The temperature in the North African country of Morocco is very diverse. Towards the coastal plains, there are hot and dry summers with mild and wet winters. In the highlands and the mountains, rainfall is frequent.
The soil is mostly loam soil and sandy which is a mixture of clay sand and silt. This soil is good for agriculture as it’s fertile, well-drained and easy-to-work.
Cultivating plants with waxy or silver-coloured leaves is popular as these reflect the sunlight and prevent overheating. Horticulturists in Morocco often use shade netting which keeps soil and air temperature cool around the plant in the hot sun. Slow-releasing fertiliser is often used to restore lost nutrients from frequent watering.
Common plants to see in Marrakesh include trees such as the olive tree, citrus fruits and apricots which all grow well in the high temperatures. Similarly, lavender grows well in the full sun and well-draining soil found in the area. Succulents can be grown in the warmer temperatures too as their thick stems are adapted to retaining water — cacti, agaves and aloes are all examples of these.

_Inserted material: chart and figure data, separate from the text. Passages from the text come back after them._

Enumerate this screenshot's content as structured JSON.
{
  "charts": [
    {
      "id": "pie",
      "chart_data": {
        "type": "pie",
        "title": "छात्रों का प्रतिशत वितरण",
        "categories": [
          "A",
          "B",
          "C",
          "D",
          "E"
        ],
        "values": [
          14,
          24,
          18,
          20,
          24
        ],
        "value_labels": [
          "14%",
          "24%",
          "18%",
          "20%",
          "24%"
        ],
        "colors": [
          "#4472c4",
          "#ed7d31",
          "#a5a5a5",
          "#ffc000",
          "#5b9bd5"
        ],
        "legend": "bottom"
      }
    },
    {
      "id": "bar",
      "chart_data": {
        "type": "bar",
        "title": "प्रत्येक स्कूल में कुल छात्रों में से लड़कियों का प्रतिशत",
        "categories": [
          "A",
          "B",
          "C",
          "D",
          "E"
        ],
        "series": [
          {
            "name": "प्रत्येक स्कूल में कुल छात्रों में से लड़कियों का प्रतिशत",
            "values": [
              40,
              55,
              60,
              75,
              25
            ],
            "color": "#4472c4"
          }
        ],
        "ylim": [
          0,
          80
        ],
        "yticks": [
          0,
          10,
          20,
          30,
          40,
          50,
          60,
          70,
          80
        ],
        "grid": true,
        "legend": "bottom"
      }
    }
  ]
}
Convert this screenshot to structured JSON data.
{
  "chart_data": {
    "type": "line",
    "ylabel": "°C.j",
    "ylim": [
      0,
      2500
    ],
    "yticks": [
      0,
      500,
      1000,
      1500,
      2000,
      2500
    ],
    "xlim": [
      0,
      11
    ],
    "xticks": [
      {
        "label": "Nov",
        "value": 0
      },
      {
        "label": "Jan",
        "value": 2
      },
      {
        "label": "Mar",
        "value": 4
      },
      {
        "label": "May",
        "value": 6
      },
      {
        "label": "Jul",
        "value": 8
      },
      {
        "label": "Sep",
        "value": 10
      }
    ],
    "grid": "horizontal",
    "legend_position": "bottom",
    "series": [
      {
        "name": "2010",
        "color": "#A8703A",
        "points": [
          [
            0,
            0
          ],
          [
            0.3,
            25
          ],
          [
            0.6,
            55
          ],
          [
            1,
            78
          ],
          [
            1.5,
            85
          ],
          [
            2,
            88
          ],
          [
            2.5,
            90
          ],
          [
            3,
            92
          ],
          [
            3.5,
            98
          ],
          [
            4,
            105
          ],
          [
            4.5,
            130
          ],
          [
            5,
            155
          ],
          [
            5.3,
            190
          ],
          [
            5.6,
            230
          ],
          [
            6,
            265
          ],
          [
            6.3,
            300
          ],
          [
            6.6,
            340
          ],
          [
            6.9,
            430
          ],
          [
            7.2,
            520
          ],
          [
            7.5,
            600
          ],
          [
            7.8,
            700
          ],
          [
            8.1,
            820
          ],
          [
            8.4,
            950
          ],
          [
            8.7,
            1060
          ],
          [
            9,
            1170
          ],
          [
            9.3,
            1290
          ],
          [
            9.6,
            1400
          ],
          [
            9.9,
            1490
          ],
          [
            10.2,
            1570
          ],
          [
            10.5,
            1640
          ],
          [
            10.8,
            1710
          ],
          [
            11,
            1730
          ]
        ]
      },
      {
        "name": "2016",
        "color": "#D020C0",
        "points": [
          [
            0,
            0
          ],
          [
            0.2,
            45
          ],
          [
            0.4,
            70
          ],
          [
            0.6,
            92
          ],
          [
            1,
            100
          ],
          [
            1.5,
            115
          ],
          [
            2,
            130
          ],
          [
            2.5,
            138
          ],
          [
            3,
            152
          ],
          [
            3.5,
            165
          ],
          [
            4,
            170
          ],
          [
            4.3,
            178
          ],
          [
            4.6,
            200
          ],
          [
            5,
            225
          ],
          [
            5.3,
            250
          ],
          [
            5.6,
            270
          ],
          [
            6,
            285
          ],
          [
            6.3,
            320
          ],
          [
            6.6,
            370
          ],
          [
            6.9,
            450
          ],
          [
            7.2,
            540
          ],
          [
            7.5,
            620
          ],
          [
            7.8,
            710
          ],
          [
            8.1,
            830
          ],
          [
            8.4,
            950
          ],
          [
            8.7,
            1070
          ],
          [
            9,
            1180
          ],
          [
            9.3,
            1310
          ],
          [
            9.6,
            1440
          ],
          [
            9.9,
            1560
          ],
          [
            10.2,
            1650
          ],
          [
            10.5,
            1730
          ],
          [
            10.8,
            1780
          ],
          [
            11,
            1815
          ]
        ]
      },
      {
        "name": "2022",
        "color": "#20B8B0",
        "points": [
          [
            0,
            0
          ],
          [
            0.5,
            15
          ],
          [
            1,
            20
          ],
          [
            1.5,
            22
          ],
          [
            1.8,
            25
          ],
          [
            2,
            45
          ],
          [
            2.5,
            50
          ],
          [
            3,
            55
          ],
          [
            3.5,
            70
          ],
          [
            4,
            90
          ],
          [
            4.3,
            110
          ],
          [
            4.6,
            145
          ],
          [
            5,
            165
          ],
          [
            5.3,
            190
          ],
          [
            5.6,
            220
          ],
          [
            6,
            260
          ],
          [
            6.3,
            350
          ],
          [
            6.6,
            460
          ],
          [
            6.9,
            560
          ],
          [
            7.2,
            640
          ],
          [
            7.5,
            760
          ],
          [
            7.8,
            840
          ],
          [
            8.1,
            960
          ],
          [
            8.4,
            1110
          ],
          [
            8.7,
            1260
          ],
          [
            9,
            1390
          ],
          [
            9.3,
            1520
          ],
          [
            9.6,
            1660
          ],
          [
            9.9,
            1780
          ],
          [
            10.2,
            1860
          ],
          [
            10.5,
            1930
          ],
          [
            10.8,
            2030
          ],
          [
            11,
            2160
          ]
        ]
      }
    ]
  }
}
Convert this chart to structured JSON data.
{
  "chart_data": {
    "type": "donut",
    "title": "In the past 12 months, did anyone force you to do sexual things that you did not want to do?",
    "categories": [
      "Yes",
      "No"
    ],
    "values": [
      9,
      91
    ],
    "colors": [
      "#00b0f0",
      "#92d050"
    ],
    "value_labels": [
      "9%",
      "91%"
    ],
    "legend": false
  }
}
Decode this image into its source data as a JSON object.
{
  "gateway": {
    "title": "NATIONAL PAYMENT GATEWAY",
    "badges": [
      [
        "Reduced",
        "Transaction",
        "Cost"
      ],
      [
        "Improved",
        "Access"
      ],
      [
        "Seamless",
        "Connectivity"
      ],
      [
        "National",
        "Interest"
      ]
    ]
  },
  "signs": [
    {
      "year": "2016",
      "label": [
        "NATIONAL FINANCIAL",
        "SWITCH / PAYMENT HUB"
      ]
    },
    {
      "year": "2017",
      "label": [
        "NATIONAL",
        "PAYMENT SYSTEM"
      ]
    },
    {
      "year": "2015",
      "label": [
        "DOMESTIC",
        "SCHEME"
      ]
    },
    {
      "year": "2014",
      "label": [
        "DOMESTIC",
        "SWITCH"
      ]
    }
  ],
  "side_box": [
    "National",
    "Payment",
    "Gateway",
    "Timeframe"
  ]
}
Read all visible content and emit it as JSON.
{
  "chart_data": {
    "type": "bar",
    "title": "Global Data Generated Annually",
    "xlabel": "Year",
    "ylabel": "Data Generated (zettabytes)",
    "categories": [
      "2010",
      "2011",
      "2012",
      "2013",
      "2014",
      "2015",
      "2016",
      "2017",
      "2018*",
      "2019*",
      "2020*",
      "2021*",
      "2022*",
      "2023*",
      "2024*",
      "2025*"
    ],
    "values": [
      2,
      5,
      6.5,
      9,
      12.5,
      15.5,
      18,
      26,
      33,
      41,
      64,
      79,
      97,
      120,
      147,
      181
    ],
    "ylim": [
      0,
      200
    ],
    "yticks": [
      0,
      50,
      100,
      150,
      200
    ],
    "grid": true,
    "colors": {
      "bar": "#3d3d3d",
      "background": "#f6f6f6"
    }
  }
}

How can you become a global horticulturist?
You don’t need to live in India to enjoy the beauty of a lotus flower, and you can enjoy home-grown chives without moving to Spain. Which gardening techniques can you use to create a global garden here in the UK?
• Heated propagators can help with quick germination in lower temperatures.
• Grow potted lemon trees outdoors in the summer and bring them inside for winter.
• If you live in a shaded garden and want to grow roses, plant floribundas and spray roses instead of hybrid teas.